02-reusable-code-python/utils/audio_processor.py
reusable
python
"""
오디오 처리 유틸리티 - 포맷 변환, 리샘플링, 무음 감지, 파형 계산, 노이즈 제거, 품질 분석

@source voice-to-text-v2
@extracted 2026-02-15
@updated 2026-03-14 — denoise_audio, normalize_volume, compute_quality_score 추가
@version 1.1.0

의존성:
    - numpy (필수)
    - soundfile (권장, 오디오 읽기)
    - librosa (선택, 리샘플링 폴백)
    - noisereduce (선택, 노이즈 제거)

사용법:
    from utils.audio_processor import bytes_to_float32, detect_silence, compute_waveform

    # 오디오 바이트 → float32 배열 변환
    audio = bytes_to_float32(audio_bytes, source_format="wav", target_sr=16000)

    # 무음 구간 감지
    silences = detect_silence(audio, threshold=0.01, min_silence_ms=500)

    # 시각화용 파형 데이터 계산
    waveform = compute_waveform(audio, num_points=200)

    # 오디오 정보 조회
    info = get_audio_info(audio, sample_rate=16000)

    # 노이즈 제거 + 볼륨 정규화
    from utils.audio_processor import denoise_audio, normalize_volume, compute_quality_score
    clean = denoise_audio(audio)
    normalized = normalize_volume(clean, target_rms=0.1)
    quality = compute_quality_score(normalized)
    print(f"품질 점수: {quality['score']}/100, SNR: {quality['snr_db']}dB")
"""

import io
import logging
import numpy as np

logger = logging.getLogger(__name__)

# 기본 샘플레이트 (Whisper, 대부분의 STT 엔진 기준)
DEFAULT_SAMPLE_RATE = 16000


def bytes_to_float32(
    audio_bytes: bytes,
    source_format: str = "wav",
    target_sr: int = DEFAULT_SAMPLE_RATE,
) -> np.ndarray:
    """
    오디오 바이트를 float32 numpy 배열로 변환 (지정 샘플레이트로 리샘플링).
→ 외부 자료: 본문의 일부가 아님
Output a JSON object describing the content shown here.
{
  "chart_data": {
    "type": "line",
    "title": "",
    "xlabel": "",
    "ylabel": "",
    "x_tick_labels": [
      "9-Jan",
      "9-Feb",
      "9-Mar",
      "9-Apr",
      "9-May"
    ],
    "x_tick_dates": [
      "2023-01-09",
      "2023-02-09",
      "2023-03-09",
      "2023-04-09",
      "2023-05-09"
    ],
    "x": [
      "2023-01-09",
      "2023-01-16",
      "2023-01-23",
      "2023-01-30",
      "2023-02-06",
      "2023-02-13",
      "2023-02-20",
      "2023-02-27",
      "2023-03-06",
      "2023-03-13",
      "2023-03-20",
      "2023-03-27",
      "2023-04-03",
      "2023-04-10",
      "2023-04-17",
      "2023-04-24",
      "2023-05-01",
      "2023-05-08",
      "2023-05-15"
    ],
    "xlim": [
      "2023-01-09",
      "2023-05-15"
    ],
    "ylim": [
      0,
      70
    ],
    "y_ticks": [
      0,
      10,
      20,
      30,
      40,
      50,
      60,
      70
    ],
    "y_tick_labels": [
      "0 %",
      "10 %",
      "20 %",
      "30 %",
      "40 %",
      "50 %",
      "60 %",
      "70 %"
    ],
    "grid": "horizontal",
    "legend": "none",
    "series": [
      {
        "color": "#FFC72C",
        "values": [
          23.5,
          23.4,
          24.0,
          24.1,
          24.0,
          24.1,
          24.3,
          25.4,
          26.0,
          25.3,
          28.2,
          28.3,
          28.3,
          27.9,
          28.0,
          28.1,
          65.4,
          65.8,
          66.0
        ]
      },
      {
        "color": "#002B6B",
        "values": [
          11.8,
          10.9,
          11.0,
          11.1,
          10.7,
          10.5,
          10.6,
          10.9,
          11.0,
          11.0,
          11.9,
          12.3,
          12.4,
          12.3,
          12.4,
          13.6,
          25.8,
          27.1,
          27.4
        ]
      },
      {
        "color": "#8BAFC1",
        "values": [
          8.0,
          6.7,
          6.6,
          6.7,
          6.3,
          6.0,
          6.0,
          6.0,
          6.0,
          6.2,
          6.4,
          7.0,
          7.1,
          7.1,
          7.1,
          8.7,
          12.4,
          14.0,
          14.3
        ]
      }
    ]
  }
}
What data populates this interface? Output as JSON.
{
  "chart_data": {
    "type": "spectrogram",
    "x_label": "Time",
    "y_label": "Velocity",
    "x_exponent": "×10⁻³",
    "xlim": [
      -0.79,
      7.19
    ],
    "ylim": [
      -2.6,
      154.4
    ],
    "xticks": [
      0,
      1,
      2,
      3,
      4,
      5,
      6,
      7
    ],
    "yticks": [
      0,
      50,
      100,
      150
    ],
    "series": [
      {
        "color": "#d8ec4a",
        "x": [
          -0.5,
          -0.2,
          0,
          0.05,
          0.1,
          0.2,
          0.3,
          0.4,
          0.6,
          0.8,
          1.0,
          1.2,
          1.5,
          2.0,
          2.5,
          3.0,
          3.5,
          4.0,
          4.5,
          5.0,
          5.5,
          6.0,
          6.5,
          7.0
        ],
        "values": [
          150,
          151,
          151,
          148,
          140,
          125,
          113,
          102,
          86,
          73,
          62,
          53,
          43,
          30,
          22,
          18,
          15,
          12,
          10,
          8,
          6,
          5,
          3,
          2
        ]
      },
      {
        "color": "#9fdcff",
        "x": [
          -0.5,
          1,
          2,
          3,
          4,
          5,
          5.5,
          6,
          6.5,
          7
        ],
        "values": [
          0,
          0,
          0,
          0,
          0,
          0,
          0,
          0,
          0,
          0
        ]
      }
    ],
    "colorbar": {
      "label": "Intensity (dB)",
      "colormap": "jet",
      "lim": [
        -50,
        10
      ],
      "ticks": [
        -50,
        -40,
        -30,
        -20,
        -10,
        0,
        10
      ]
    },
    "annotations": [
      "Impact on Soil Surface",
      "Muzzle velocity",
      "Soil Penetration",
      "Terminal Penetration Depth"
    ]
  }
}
    지원 포맷: WAV, WebM, MP3, OGG, FLAC
    soundfile로 먼저 시도하고, 실패 시 librosa로 폴백.

    Args:
        audio_bytes: 원본 오디오 바이트
        source_format: 오디오 포맷 ("wav", "webm", "mp3", "ogg", "flac")
        target_sr: 목표 샘플레이트 (기본: 16000)

    Returns:
        float32 numpy 배열 (모노, 정규화됨, -1.0 ~ 1.0)

    Raises:
        ValueError: 오디오 변환 실패 시
    """
    try:
        import soundfile as sf

        audio_io = io.BytesIO(audio_bytes)

        try:
            data, sr = sf.read(audio_io, dtype="float32")
        except Exception:
            # soundfile 실패 시 librosa 폴백
            audio_io.seek(0)
            import librosa
            data, sr = librosa.load(audio_io, sr=None, mono=True)

        # 스테레오 → 모노 변환
        if len(data.shape) > 1:
            data = np.mean(data, axis=1)

        # 리샘플링
        if sr != target_sr:
            try:
                import librosa
                data = librosa.resample(data, orig_sr=sr, target_sr=target_sr)
            except ImportError:
                # 간단한 리샘플링 폴백 (librosa 미설치 시)
                ratio = target_sr / sr
                new_length = int(len(data) * ratio)
                indices = np.linspace(0, len(data) - 1, new_length)
                data = np.interp(indices, np.arange(len(data)), data)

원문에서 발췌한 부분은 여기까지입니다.